Dans le même genre, mais depuis la rue, SoCloz est un assistant pre-shopping permettant à des internautes de chercher des produits en ligne et de repérer les magasins qui les ont en stock. Idée intéressante, mais ce ne sera pas simple de réussir sur ce créneau tant cette promesse est liée aux SI hétérogènes de milliers d'acteurs.

Alors, pourquoi ne pas commencer à imaginer de l'animation commerciale sur le point de vente plus ludique, plus interactive. En lieu et place du Monsieur Loyal qui nous casse les oreilles pendant toute la durée de nos courses, pour nous amener dans son rayon ou écoutez bien, le gigot est encore à -30% dans les 15 prochaines minutes. Alors qu'une chasse au trésor pour trouver des œufs de Pâques gratuits dans les rayons avec son smartphone, mettrait une sacrée ambiance et laisserait un souvenir impérissable.
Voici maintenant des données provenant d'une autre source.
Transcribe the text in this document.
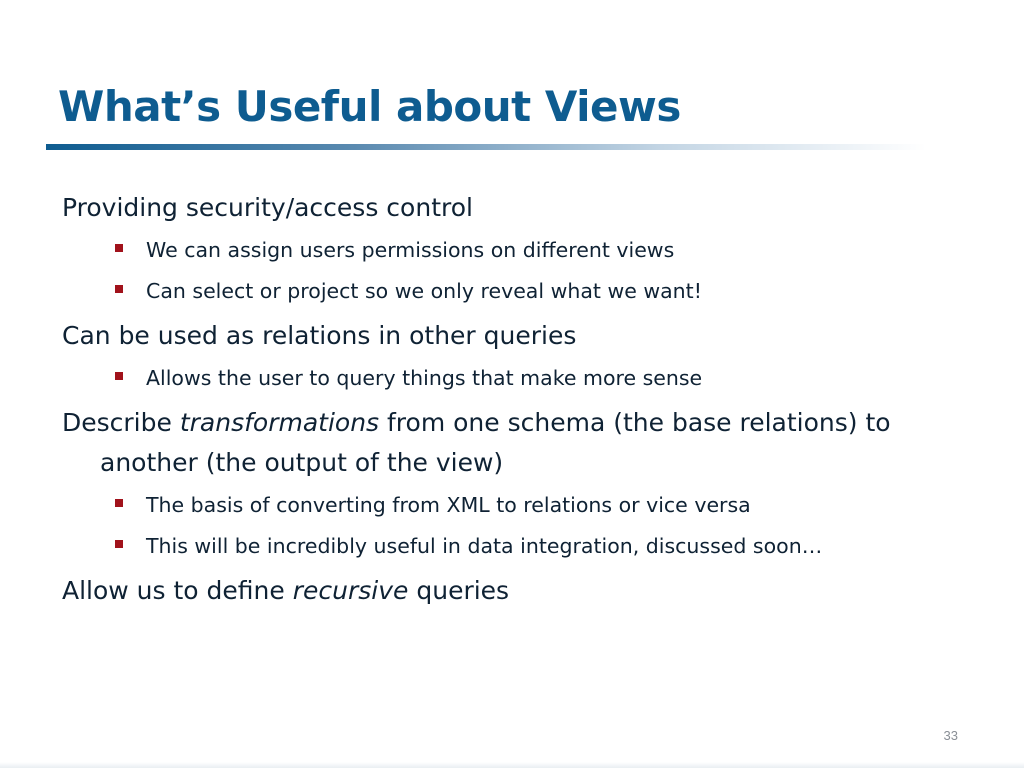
What’s Useful about Views

Providing security/access control

We can assign users permissions on different views
Can select or project so we only reveal what we want!

Can be used as relations in other queries

Allows the user to query things that make more sense

Describe transformations from one schema (the base relations) to another (the output of the view)

The basis of converting from XML to relations or vice versa
This will be incredibly useful in data integration, discussed soon…

Allow us to define recursive queries

33
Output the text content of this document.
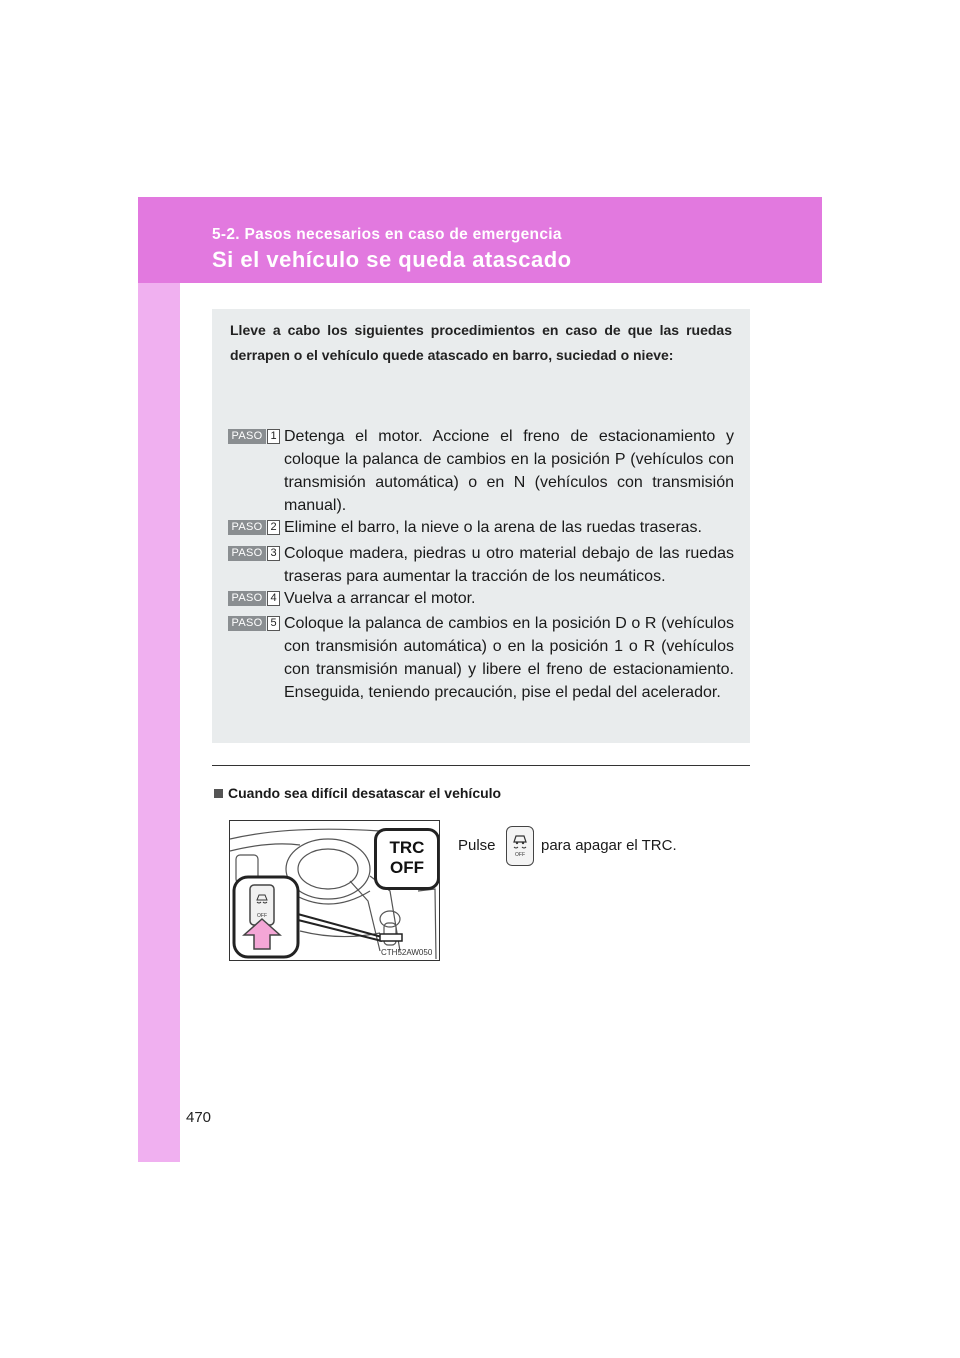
5-2. Pasos necesarios en caso de emergencia
Si el vehículo se queda atascado
Lleve a cabo los siguientes procedimientos en caso de que las ruedas derrapen o el vehículo quede atascado en barro, suciedad o nieve:
PASO 1 Detenga el motor. Accione el freno de estacionamiento y coloque la palanca de cambios en la posición P (vehículos con transmisión automática) o en N (vehículos con transmisión manual).
PASO 2 Elimine el barro, la nieve o la arena de las ruedas traseras.
PASO 3 Coloque madera, piedras u otro material debajo de las ruedas traseras para aumentar la tracción de los neumáticos.
PASO 4 Vuelva a arrancar el motor.
PASO 5 Coloque la palanca de cambios en la posición D o R (vehículos con transmisión automática) o en la posición 1 o R (vehículos con transmisión manual) y libere el freno de estacionamiento. Enseguida, teniendo precaución, pise el pedal del acelerador.
Cuando sea difícil desatascar el vehículo
OFF
TRC
OFF
CTH52AW050
Pulse
OFF
para apagar el TRC.
470
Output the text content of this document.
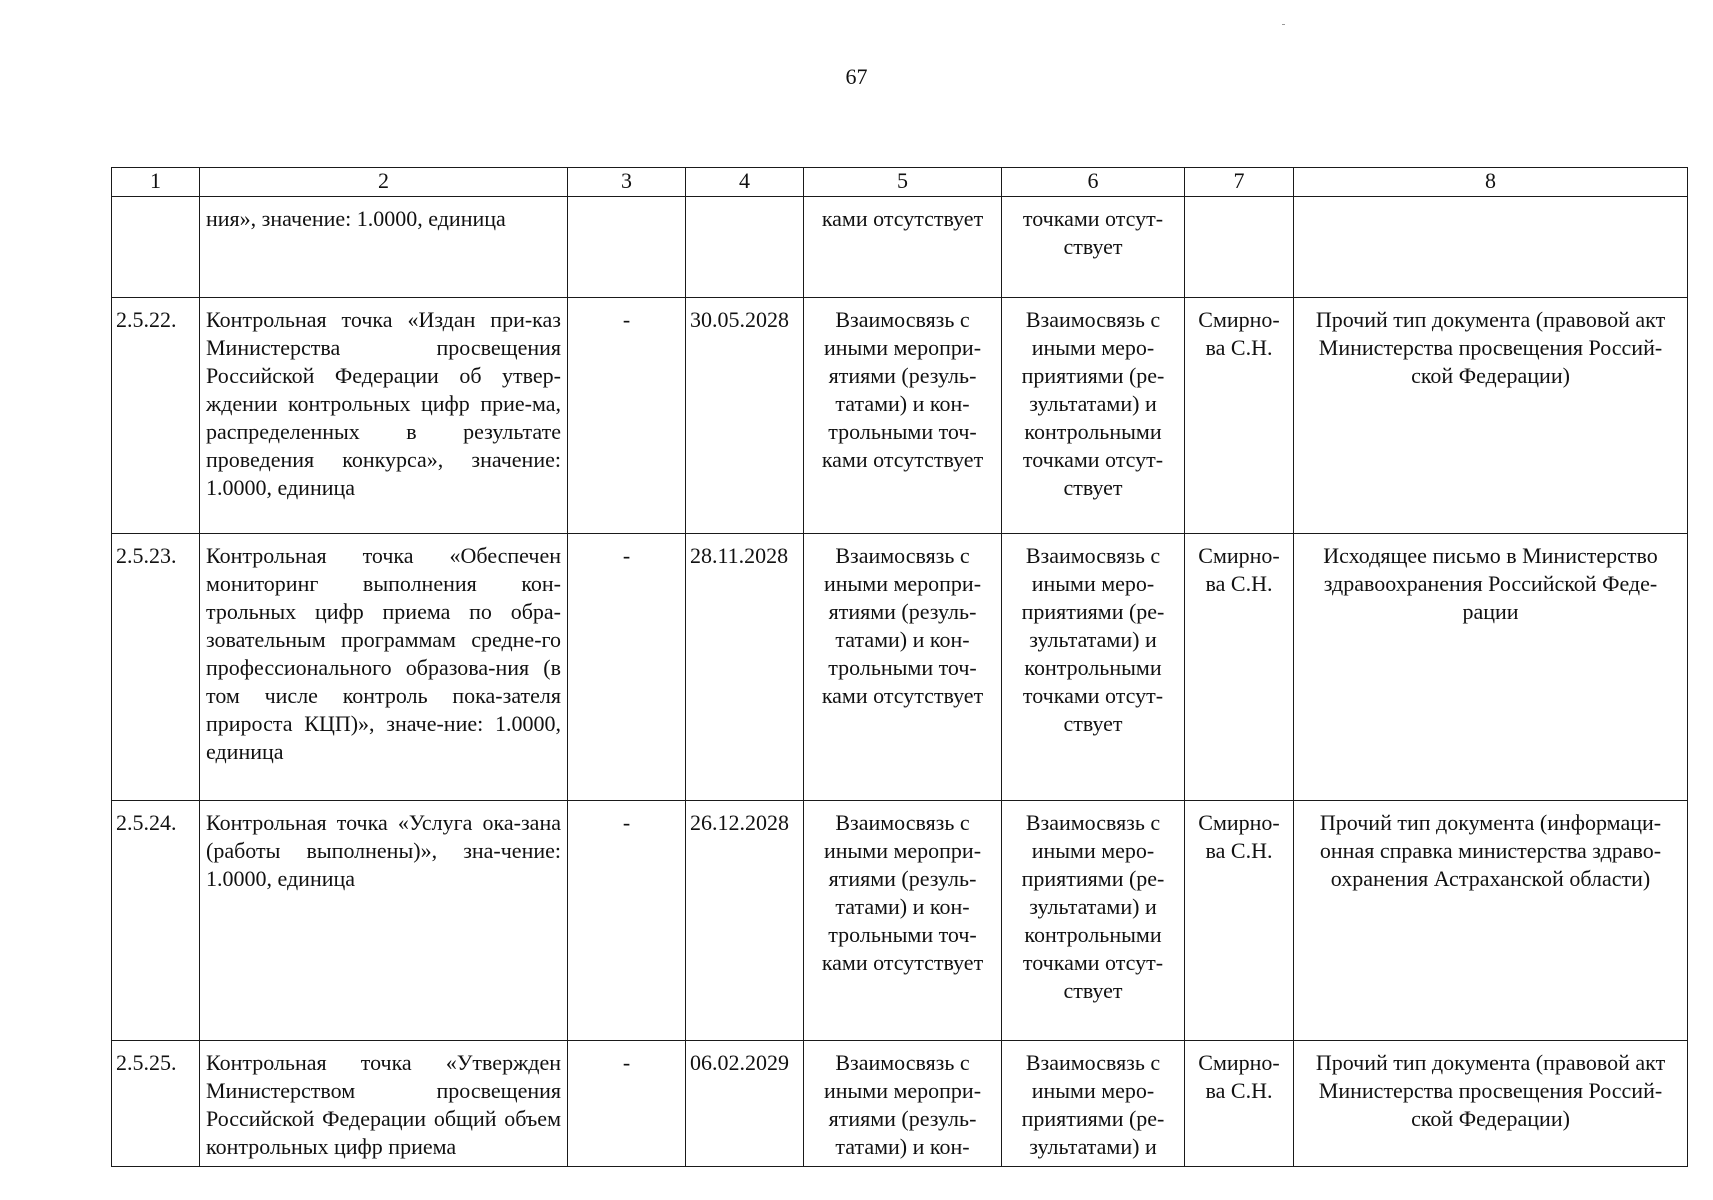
67
1	2	3	4	5	6	7	8
	ния», значение: 1.0000, единица			ками отсутствует	точками отсут-ствует		
2.5.22.	Контрольная точка «Издан при-каз Министерства просвещения Российской Федерации об утвер-ждении контрольных цифр прие-ма, распределенных в результате проведения конкурса», значение: 1.0000, единица	-	30.05.2028	Взаимосвязь с иными меропри-ятиями (резуль-татами) и кон-трольными точ-ками отсутствует	Взаимосвязь с иными меро-приятиями (ре-зультатами) и контрольными точками отсут-ствует	Смирно-ва С.Н.	Прочий тип документа (правовой акт Министерства просвещения Россий-ской Федерации)
2.5.23.	Контрольная точка «Обеспечен мониторинг выполнения кон-трольных цифр приема по обра-зовательным программам средне-го профессионального образова-ния (в том числе контроль пока-зателя прироста КЦП)», значе-ние: 1.0000, единица	-	28.11.2028	Взаимосвязь с иными меропри-ятиями (резуль-татами) и кон-трольными точ-ками отсутствует	Взаимосвязь с иными меро-приятиями (ре-зультатами) и контрольными точками отсут-ствует	Смирно-ва С.Н.	Исходящее письмо в Министерство здравоохранения Российской Феде-рации
2.5.24.	Контрольная точка «Услуга ока-зана (работы выполнены)», зна-чение: 1.0000, единица	-	26.12.2028	Взаимосвязь с иными меропри-ятиями (резуль-татами) и кон-трольными точ-ками отсутствует	Взаимосвязь с иными меро-приятиями (ре-зультатами) и контрольными точками отсут-ствует	Смирно-ва С.Н.	Прочий тип документа (информаци-онная справка министерства здраво-охранения Астраханской области)
2.5.25.	Контрольная точка «Утвержден Министерством просвещения Российской Федерации общий объем контрольных цифр приема	-	06.02.2029	Взаимосвязь с иными меропри-ятиями (резуль-татами) и кон-	Взаимосвязь с иными меро-приятиями (ре-зультатами) и	Смирно-ва С.Н.	Прочий тип документа (правовой акт Министерства просвещения Россий-ской Федерации)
Sans parler des Google Glasses qui pourraient quand même nous aider à accomplir la corvée du samedi ;-)

Drive, showroom, animation,... le magasin physique a donc de nombreux atouts devant lui et on est loin de les avoir tous explorés. Mais ce qui semble sûr, c'est qu'il faudra le coupler au numérique dans le magasin, et réciproquement sur le site en ligne, il faudra se coupler aux points de service physiques.

Et le 17 juin ce sera l'ouverture en France (après l'Allemagne et le Royaume Unis cette semaine) de Hello Bank, la banque "full-service" et mobile de BNP Paribas. Une banque accessible partout en Europe, depuis son smartphone ou sa tablette, et bien sûr sans agence, comme ses concurrentes les banques en ligne. Des banques en ligne qui n'hésitent cependant pas a créer des "lieux de convivialités" et de conseil comme ING à l'Opera, pour tisser des liens physiques avec ses clients. Comme quoi la distribution n'est pas la seule concernée par la quête de ce nouveau modèle hybride digital-physique.

Alors, comme nous dit Carrefour sur son site corporate, un sourire fait toute la différence? Peut-être, ou peut-être pas...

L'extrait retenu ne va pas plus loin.